The presence or absence of axillary lymph node involvement is the most important parameter for the prognosis of breast cancer (how much it threatens the patient’s life).

While removal of the lymph nodes related to the breast fulfills the above-mentioned objectives, there is a risk of side effects such as swelling in the arm, which is rare. Some precautions are taken to prevent these risks, such as protecting the patient’s hand and arm from injury.

An average of 20-30 lymph nodes are removed with standard axilla dissection. Recent studies have shown that at least 10 lymph nodes need to be removed for accurate sampling of the axilla.

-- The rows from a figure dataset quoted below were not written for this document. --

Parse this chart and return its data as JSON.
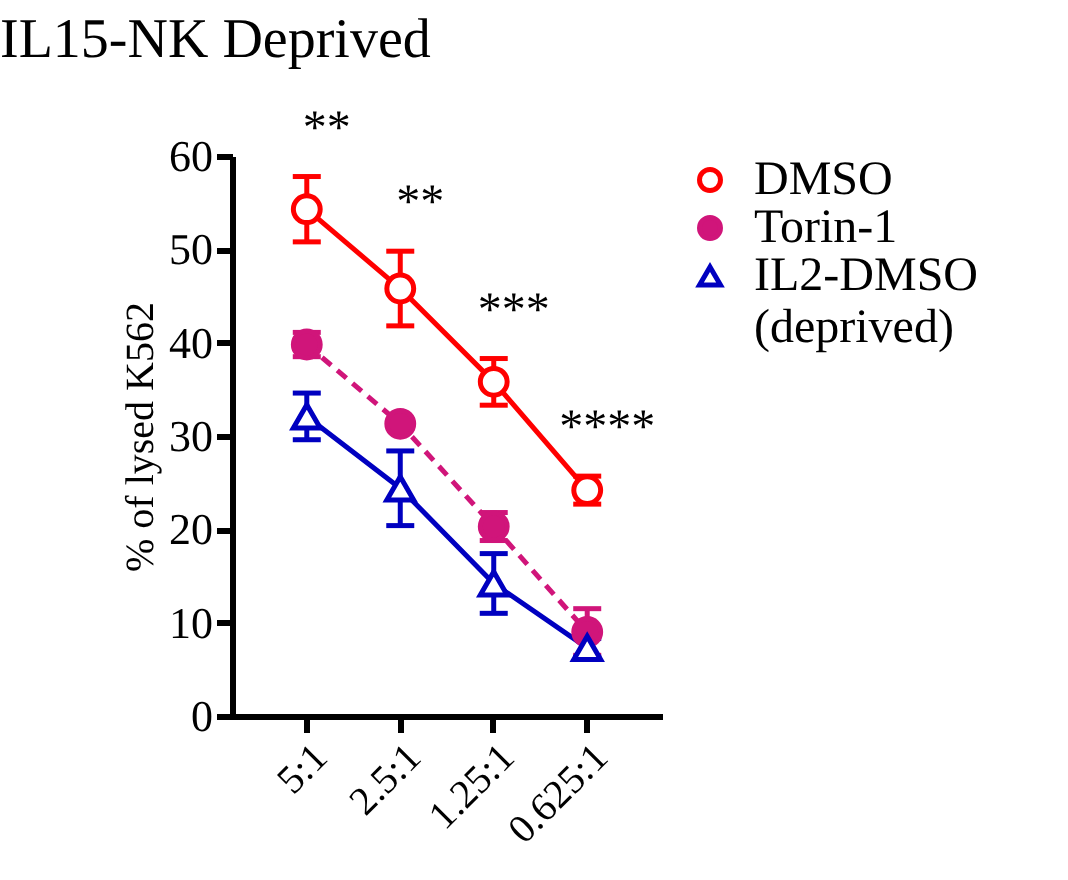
{
  "chart_data": {
    "type": "line",
    "title": "IL15-NK Deprived",
    "ylabel": "% of lysed K562",
    "categories": [
      "5:1",
      "2.5:1",
      "1.25:1",
      "0.625:1"
    ],
    "series": [
      {
        "name": "DMSO",
        "color": "#ff0000",
        "values": [
          54.3,
          45.8,
          35.8,
          24.2
        ],
        "errors": [
          3.5,
          4,
          2.5,
          1.5
        ],
        "marker": "circle",
        "line_style": "solid"
      },
      {
        "name": "Torin-1",
        "color": "#d0157a",
        "values": [
          39.8,
          31.3,
          20.3,
          9
        ],
        "errors": [
          1.3,
          0.5,
          1.5,
          2.5
        ],
        "marker": "circle",
        "line_style": "dashed"
      },
      {
        "name": "IL2-DMSO (deprived)",
        "color": "#0000c0",
        "values": [
          32.1,
          24.4,
          14.2,
          7.3
        ],
        "errors": [
          2.5,
          4,
          3.2,
          1
        ],
        "marker": "triangle",
        "line_style": "solid"
      }
    ],
    "ylim": [
      0,
      60
    ],
    "yticks": [
      0,
      10,
      20,
      30,
      40,
      50,
      60
    ],
    "grid": false,
    "legend": "right",
    "annotations": [
      "**",
      "**",
      "***",
      "****"
    ]
  }
}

Thanks to the success of breast cancer screening programs and women becoming more aware of breast cancer, the majority of breast cancer cases can now be caught at an early stage. Today, we know that approximately 60% of all breast cancers and 75% of early stage breast cancers do not involve the axilla lymph nodes at the time of diagnosis.

If lymph node involvement can be demonstrated in these patients, axilla dissection is not necessary. For this purpose, the technique of sentinel lymph node sampling has been developed in recent years.

In patients in whom no enlarged axillary lymph node is detected on examination, sentinel lymph node sampling is performed to obtain information about axilla lymph node involvement. Axilla dissection is not necessary in patients with negative sentinel lymph nodes.

The reliability of sentinel lymph node sampling in detecting axillary lymph node involvement has been proven in many studies. It requires a certain learning process, but when done correctly, it is a safe method and there are no side effects such as swelling in the arm.

Points to Consider After the Operation

In patients undergoing axillary dissection, it is very important to protect the arm from trauma and infection. As lymph flow may be affected, swelling in the arm (lymphedema) may develop.

The risk of lymphedema is closely related to how large the axillary lymph nodes are removed. This rate is considerably lower after sentinel lymph node sampling. Radiotherapy to the armpit after surgery further increases the risk.

There may be temporary, rarely permanent limitation of movement in the arm and shoulder. Arm exercises are started after the drains are removed. It is especially useful to start some exercises that increase the movements of the shoulder joint.

After the drains are removed, lymph fluid may collect in the armpit and under the skin of the breast (seroma). There is no need to intervene as long as it does not reach dimensions that disturb the patient. Otherwise, it can be drained with a syringe.